With the advent and popularity of ride-sharing platforms like Uber and Lyft, as well as more electric vehicles and research being poured into self-driving cars, more people are less likely to buy new gas-guzzling cars and generally less reliant on automobiles. One study suggests private ownership of cars could drop 80% by 2030.
What does this mean for future commercial real estate development? Parking spaces will be an issue in the near future for developers, experts said.
More than 150 people attended Bisnow’s Orange County Multifamily event held Dec. 18 at the Greenberg Traurig headquarters in Irvine. At the event, panelists discussed the state of Orange County’s multifamily market, the industry's overall economic outlook and preparing projects for the future.
Right now, cities demand parking spaces, Shopoff Realty CEO Bill Shopoff said.
“We think it’s aggressive today,” Shopoff said. “What will happen five to 10 years from now?”
Shopoff said the trend is heading toward providing less parking and building more common area spaces but many cities have yet to jump on board.
While cities like San Francisco are repurposing old parking spaces and eliminating parking minimums and Los Angeles is relaxing parking requirements for the Angels Landing megaproject, some cities still require a certain number of parking spaces for new developments.
In Anaheim, a multifamily development in the city would require the developer to provide 1.25 parking spaces for studio units, two parking spaces for one-bedroom units, 2.25 spaces for two bedrooms and three parking spaces for three-bedroom units.
One above-ground parking space could cost as much as $35K, according to a 2014 UCLA study. Three parking spaces for a three-bedroom unit could run up as much as $100K.

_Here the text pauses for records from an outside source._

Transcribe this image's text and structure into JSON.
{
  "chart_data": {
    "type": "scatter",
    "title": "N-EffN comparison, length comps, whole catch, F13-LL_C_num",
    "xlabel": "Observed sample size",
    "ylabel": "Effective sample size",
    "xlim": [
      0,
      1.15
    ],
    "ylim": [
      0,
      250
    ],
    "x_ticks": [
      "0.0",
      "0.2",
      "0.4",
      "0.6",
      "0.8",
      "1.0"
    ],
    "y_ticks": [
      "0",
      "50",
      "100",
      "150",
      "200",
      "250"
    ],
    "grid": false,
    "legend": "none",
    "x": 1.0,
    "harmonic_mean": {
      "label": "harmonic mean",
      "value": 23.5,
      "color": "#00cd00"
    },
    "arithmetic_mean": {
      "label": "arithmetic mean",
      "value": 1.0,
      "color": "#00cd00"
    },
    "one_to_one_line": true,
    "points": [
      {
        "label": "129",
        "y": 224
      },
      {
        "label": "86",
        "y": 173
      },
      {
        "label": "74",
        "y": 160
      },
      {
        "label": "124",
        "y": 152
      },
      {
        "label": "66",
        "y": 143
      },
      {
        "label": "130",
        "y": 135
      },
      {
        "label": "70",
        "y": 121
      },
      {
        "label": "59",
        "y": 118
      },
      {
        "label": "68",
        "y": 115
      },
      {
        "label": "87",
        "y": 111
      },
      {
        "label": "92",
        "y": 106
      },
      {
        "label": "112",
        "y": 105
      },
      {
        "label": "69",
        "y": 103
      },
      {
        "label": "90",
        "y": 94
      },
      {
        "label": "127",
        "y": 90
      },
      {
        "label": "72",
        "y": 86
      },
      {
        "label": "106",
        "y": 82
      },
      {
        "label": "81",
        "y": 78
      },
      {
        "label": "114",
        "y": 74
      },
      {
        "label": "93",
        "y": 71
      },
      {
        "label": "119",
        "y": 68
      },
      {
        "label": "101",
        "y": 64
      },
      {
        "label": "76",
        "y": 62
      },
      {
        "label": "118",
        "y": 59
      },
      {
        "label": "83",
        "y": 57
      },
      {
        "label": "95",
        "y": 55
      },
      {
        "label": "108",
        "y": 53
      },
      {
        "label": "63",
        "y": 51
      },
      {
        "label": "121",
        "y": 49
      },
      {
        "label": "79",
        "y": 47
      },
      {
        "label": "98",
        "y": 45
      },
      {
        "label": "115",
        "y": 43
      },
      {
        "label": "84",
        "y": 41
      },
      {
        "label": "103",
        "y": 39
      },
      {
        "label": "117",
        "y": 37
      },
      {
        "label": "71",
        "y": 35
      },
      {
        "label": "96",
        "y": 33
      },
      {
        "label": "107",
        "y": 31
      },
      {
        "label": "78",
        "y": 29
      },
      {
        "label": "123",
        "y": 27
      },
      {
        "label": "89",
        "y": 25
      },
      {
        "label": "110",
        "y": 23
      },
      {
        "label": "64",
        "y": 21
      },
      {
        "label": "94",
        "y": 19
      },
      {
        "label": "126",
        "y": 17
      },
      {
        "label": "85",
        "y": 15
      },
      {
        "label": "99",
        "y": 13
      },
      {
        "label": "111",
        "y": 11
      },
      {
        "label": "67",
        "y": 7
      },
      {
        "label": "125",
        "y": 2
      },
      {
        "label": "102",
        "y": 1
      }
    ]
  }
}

Shopoff said since parking eats up so much of a project's cost, he hopes cities could see the trend and relax some of the parking requirements for new developments.
Another issue for developers is preparing for a possible influx of electric vehicles, TCA Architects President Aram Chahbazian said.

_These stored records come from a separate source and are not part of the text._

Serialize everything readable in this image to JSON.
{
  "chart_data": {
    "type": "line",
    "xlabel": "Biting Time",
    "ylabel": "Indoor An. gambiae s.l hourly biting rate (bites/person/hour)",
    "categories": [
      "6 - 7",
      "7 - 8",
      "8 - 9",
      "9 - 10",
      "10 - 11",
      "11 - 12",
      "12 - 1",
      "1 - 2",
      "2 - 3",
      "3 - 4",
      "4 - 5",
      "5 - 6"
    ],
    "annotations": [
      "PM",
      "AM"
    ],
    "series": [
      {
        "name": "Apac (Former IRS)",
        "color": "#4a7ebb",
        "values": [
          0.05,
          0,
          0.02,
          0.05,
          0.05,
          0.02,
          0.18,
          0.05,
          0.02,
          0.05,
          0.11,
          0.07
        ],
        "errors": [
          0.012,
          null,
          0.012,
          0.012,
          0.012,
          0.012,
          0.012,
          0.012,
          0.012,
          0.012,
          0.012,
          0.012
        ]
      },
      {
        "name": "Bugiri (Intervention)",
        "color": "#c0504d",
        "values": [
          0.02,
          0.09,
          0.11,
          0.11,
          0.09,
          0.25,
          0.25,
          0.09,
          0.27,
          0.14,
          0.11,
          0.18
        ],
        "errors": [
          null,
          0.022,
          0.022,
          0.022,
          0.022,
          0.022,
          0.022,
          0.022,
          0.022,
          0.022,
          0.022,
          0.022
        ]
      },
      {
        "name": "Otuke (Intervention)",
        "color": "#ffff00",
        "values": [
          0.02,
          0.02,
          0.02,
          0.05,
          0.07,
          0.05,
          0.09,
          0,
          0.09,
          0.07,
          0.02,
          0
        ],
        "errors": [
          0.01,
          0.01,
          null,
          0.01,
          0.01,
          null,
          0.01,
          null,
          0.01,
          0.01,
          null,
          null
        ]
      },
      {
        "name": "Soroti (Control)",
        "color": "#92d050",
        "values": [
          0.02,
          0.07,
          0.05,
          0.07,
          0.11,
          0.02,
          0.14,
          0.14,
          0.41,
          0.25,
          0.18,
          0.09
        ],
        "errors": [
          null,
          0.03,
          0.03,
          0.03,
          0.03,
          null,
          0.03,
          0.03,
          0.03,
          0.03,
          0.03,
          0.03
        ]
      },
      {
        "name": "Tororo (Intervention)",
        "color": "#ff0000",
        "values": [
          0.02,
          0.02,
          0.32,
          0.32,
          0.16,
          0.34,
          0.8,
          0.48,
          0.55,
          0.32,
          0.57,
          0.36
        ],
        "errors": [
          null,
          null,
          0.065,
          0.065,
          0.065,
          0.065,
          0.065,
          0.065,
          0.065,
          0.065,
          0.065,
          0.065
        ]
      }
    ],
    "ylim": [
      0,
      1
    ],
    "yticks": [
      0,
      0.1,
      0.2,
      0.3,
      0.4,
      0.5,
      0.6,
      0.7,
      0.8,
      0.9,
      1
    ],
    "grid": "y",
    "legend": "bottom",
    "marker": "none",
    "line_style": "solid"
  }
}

In 2017, Volvo announced it would ditch the internal combustion engine and build electric cars to rival Tesla. BMW last year opened a new factory for electric vehicle production. U.S. sales of electric vehicles jumped by 25% in 2017 from the previous year.
As more people buy electric vehicles, this means developers might need to provide a lot of charging stations and have the ability to handle all of that electricity, Chahbazian said.
“With the advent of more and more electric vehicles coming into apartment projects, the transformer might not be able to handle the load," Chahbazian said. "Things like that kind of detail are coming into play.”
One thing is for certain: For now, parking is still a very important part of a development, Alliance Residential Regional Vice President of Operations Sarah Dumas said.
Dumas said when she meets with tenants, parking availability is one of the first things they ask.
"A perfect formula [for parking] has not been determined yet," she said. "But it’s the No. 1 thing that impacts reputation score and overall that impacts business."